The same smile. She is unused to joy, keeps it secret, wraps it around her like a coat. She nods, then tries her voice. “Yeah, I am. Well, starving actually.”

It’s husky from lack of use, and from something else, something nameless and choking. He nods like she’s said something profound, silence stretching out in the space between them. She reaches out, takes his hand, kills the silence with movement.

He watches her as she eats, scarfing down the burger, fingers greasy, wiping her mouth with the back of her hand. His own food lies untouched until she stops eating. She talks, then, as he eats, tells him about the times he wasn’t Leoben, about the mornings that weren’t about his blood on the carpet and paint on her hands. She tells him she is lonely, and doesn’t know how to live in peace any more. He gives no sign that he hears, but when he finishes his meal he grasps her hand with both of his, strokes it softly, soothingly, and whispers that everything will be fine. For the first time, she starts out with the desire to believe him, doesn’t need to be forced into it, doesn’t start out looking for the trick, the double meaning. It is only herself she hurts by being unwary.

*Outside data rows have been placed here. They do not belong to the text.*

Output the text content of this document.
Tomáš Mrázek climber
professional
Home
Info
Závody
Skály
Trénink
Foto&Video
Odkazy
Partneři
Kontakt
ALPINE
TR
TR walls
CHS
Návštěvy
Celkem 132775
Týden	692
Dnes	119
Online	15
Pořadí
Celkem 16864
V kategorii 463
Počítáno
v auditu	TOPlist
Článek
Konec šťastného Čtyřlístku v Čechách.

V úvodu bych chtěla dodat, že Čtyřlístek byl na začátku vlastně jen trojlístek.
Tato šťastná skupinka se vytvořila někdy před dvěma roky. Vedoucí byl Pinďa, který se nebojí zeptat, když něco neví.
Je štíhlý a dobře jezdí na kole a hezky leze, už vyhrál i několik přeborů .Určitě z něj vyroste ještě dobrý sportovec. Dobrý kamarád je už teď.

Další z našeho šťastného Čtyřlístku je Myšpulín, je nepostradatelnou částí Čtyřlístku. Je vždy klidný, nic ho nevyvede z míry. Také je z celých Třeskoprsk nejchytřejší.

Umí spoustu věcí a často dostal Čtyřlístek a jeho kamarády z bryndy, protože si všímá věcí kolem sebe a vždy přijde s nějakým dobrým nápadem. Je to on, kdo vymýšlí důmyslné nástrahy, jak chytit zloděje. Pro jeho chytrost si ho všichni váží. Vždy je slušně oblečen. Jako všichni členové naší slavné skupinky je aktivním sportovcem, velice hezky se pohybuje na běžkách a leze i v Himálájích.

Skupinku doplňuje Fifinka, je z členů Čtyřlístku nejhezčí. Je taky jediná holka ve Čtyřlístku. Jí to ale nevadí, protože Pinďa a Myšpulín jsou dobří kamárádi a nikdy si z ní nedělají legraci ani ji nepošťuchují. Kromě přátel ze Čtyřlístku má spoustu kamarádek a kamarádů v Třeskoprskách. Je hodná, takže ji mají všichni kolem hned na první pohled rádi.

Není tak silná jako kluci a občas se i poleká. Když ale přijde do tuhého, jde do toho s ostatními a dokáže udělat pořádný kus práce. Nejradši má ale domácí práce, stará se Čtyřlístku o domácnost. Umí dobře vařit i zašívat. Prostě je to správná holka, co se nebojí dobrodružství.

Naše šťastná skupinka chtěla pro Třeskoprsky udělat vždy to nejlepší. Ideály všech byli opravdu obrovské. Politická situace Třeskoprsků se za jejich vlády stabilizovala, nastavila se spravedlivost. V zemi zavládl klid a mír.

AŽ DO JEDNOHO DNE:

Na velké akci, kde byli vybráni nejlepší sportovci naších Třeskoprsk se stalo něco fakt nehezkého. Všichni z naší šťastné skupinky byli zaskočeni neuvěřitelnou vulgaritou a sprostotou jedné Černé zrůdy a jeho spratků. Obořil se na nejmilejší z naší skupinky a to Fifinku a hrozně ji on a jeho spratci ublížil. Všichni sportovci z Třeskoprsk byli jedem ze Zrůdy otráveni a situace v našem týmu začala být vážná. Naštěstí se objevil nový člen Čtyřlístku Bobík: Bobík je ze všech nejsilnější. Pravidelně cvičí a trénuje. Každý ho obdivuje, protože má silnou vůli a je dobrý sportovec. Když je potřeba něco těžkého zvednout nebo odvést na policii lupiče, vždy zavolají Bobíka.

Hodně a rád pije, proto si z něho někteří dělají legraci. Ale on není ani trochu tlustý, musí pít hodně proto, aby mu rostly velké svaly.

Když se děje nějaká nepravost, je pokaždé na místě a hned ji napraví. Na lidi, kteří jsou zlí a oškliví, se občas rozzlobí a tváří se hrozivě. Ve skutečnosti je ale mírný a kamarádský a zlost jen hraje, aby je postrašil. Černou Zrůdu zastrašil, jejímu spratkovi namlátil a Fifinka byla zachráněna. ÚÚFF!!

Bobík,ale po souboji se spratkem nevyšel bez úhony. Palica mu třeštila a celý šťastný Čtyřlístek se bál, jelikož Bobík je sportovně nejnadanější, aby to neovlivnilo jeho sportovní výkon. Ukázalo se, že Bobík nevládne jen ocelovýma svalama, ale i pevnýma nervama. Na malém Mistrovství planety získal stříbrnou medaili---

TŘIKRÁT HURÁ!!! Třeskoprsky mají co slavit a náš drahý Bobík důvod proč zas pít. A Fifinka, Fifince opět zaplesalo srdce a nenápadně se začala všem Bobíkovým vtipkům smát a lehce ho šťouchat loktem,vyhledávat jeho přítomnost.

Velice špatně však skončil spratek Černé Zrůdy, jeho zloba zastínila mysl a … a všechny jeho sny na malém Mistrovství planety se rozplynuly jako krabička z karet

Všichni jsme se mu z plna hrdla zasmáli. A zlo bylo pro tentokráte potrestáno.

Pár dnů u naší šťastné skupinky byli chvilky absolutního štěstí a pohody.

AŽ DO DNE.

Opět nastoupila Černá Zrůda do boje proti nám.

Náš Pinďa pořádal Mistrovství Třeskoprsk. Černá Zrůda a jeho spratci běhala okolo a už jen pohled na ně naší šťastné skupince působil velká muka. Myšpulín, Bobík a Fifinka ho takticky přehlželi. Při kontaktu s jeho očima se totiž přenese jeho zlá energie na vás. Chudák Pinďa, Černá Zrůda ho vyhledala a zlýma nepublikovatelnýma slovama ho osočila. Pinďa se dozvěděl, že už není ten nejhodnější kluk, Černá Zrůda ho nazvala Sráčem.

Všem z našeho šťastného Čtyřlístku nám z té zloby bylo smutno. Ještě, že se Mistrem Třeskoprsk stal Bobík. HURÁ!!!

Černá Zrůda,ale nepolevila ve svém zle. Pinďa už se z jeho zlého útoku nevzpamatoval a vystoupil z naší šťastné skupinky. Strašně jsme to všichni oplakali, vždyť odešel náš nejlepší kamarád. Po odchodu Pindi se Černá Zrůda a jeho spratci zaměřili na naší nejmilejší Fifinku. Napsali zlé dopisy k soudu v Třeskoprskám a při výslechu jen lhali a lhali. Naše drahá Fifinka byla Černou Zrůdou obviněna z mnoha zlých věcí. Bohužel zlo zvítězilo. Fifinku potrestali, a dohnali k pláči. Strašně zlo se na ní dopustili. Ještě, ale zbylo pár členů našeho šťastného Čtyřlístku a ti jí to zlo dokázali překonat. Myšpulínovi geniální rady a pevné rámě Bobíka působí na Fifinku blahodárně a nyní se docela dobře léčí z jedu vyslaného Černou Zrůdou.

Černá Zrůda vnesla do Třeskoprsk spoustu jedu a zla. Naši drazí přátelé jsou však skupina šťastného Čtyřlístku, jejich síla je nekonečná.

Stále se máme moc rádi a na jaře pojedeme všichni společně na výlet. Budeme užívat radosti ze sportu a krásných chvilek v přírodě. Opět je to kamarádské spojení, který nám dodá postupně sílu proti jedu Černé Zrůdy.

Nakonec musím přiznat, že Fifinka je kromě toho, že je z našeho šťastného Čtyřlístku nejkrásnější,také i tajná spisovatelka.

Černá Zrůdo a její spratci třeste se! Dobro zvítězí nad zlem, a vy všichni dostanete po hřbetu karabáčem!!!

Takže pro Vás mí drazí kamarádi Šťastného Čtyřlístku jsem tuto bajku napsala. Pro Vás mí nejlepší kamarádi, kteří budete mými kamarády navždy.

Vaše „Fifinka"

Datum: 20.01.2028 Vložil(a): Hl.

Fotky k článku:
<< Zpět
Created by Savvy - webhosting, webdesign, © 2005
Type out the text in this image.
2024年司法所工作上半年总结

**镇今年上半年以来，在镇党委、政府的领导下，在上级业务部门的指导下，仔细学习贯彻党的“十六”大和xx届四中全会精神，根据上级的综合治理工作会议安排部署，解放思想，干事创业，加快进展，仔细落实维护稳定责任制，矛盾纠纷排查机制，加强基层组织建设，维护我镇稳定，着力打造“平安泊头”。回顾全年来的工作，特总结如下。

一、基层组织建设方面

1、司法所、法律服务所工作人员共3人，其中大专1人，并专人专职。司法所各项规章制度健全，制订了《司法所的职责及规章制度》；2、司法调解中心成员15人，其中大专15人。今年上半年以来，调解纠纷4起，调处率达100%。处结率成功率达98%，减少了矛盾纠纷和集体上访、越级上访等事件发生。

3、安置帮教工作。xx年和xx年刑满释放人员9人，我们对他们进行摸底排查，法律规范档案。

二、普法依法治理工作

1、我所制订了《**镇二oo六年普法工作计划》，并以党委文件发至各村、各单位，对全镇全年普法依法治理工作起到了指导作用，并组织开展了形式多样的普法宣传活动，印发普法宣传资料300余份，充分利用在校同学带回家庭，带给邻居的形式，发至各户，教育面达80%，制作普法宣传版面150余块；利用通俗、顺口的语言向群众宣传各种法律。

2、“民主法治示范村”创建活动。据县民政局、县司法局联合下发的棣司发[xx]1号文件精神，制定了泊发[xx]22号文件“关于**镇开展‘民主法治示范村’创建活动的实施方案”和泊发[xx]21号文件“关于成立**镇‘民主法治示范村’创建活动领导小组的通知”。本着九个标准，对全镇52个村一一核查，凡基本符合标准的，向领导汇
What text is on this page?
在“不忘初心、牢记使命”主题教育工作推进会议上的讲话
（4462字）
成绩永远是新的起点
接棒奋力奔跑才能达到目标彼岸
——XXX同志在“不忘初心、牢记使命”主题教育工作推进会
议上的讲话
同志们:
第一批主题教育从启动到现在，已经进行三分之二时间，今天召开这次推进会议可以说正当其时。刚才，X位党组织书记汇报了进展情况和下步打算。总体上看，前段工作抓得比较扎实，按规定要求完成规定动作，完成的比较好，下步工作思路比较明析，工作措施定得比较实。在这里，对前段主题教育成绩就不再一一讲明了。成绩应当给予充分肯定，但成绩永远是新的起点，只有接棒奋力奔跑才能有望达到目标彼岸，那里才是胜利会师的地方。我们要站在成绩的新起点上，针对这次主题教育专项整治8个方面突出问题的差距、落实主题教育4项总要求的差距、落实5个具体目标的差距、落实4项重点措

His apartment’s small but clean, piles of books stacked neatly along one wall. Some she recognises, some she doesn’t. He kisses her in the middle of the room, first with reverence, then with warmth. She wonders if she should fight him, if he expects her to, but she’s so tired, so frakking tired, and he is as alone as she is. She wants something else to fight against, something new.

He whispers as he kisses her, whispers into her skin, whispers about going north, about snow and ice, strange lights in the sky and beautiful solitude. He whispers about her viper, tells her where it is, and she clings to him and laughs breathlessly, letting her head fall back onto the pillows. His hands are warm as they skim over her sides, tracing patterns, circles that grow, move down her body and diminish until she’s crying out, breathless and aroused, his fingers strong and sure within her. She kisses him, kisses every inch of skin she can get to, sometimes licking, sometimes scraping her teeth along his skin making him shudder and offer his skin up for more.

They have the same Gods here, the same legends, diluted by time and history. They use the Colonies to tell their own fortunes, a half-hearted, wistful belief in the principles that guided her, straight and sure. Here, there are no altars, only ruins. She wraps her legs around him and tries to pretend that this is what she was striving for, that she is a Persephone who didn’t choose this life, didn’t eat those six seeds with some knowledge of what they meant. Messenger, prisoner, her roles intertwine as they are joined, as she urges him on with moans, feverish kisses, her nails down his back. She arches against him, orgasm blazing bright, purging, and she realises she is crying, trails of tears down her cheeks, sobs mingling with her cries. He licks the tears off, presses his face to the side of her neck, gasps against her skin as he comes then they cling to each other, skin cooling rapidly in the chill of the apartment. They sleep intertwined, warding off the cold and the dark, his presence a solid bedrock, his breath the chants she used to hear in the temples before, and she drifts again, this time into sleep and peace.

There have been many morning afters. Mornings with the daylight streaming through the window, mornings with the light stained red with the heavy velvet of the curtains, mornings with no light at all, with the side of the metal bunk cold on her outflung hand. Awkward mornings, lazy frakked-out mornings, mornings with laughter, tears, shouts, whispers…

Mornings with him, too, with his blood on trickling through her fingers, his body cold, his words soft, her anger bright and harsh and her face hot with rage. Mornings when he isn’t himself, is a might-have-been who wears his face and speaks with his voice. Here, it is different. Here, in this lumpy bed in this neatly shabby room, she wakes up with hope as fragile and tentative as the dawn, and smiles.